Testing the Validity of a Hypothetical Factor

Cronbach’s Alpha is a statistical measure of the reliability of the factor analysis derived from a test of the covariances matrix of features which make up the proposed latent factor. A cronbach alpha closer to 1 is desired.

\(\alpha = \frac{K}{K-1}\left(1-\frac{\sum \sigma^2_{x_i}}{\sigma^2_T}\right)\)

where

\(\sigma^2_T = \sum \sigma^2_{x_i} + 2 \sum_{i < j}^K {\rm cov}(x_i,x_j)\)

a combination of the observational measure of variance and inter-metric covariances for each observational variable. This ties this measure to the Factor analysis model since the covariances can be re-expressed in terms of the factor loadings.

\(\sigma^2_T = \sum \sigma^2_{x_i} + 2 \sum_{i < j}^K (l_{i, 1} + \epsilon_{i})(l_{j, 1} + \epsilon_{j})\)

which means that if the factors loadings are fairly high relative the the random components of the variance then we’ll get a ratio that come close to one.

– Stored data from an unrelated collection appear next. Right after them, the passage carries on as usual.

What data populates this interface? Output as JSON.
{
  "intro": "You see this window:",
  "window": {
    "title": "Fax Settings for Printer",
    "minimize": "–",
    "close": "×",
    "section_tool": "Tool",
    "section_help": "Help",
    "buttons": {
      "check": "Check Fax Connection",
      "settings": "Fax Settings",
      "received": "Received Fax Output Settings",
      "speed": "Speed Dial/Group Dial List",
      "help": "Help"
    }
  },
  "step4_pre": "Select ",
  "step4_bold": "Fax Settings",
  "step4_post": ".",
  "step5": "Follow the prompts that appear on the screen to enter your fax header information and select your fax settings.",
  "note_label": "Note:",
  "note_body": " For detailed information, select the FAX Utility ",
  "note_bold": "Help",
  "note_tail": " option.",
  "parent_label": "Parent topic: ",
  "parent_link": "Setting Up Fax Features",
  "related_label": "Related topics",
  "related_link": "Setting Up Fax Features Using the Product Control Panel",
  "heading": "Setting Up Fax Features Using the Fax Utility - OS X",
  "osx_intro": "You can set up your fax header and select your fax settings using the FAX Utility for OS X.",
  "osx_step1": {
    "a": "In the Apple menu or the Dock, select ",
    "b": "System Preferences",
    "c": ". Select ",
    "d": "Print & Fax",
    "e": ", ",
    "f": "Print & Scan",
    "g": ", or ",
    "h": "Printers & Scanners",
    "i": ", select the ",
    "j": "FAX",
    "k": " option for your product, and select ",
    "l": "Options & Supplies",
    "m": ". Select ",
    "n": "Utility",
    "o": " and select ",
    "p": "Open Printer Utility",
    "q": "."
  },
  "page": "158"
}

Conversely low loadings will ensure that the denominator drags the ratio down.

import numpy as np

def CronbachAlpha(observed_measures):
    observed_measures = np.asarray(observed_measures)
    sample_vars = observed_measures.var(axis=1, ddof=1)
    total_scores = observed_measures.sum(axis=0)
    nitems = len(observed_measures)

    return nitems / (nitems-1.) * (1 - sample_vars.sum() / total_scores.var(ddof=1))
#Collate the observed features

factor1 = [X['customer_desc_1'], X['customer_desc_3'], 
             X['customer_desc_5'], X['customer_desc_7']]

factor2 = [X['customer_desc_4'], X['customer_desc_0']]

factor3 = [X['customer_desc_5'], X['customer_desc_6'], 
             X['customer_desc_2']]
#Get cronbach alpha
factor1_alpha = CronbachAlpha(factor1)
#factor2_alpha = CronbachAlpha(factor2)
#factor3_alpha = CronbachAlpha(factor3)
print(factor1_alpha, 
      factor2_alpha, 
      factor3_alpha
     )
0.7889764629492505 -3.382959230225132 -0.8158399732248119

Which shows as expected that only one of the proposed factors is sensible.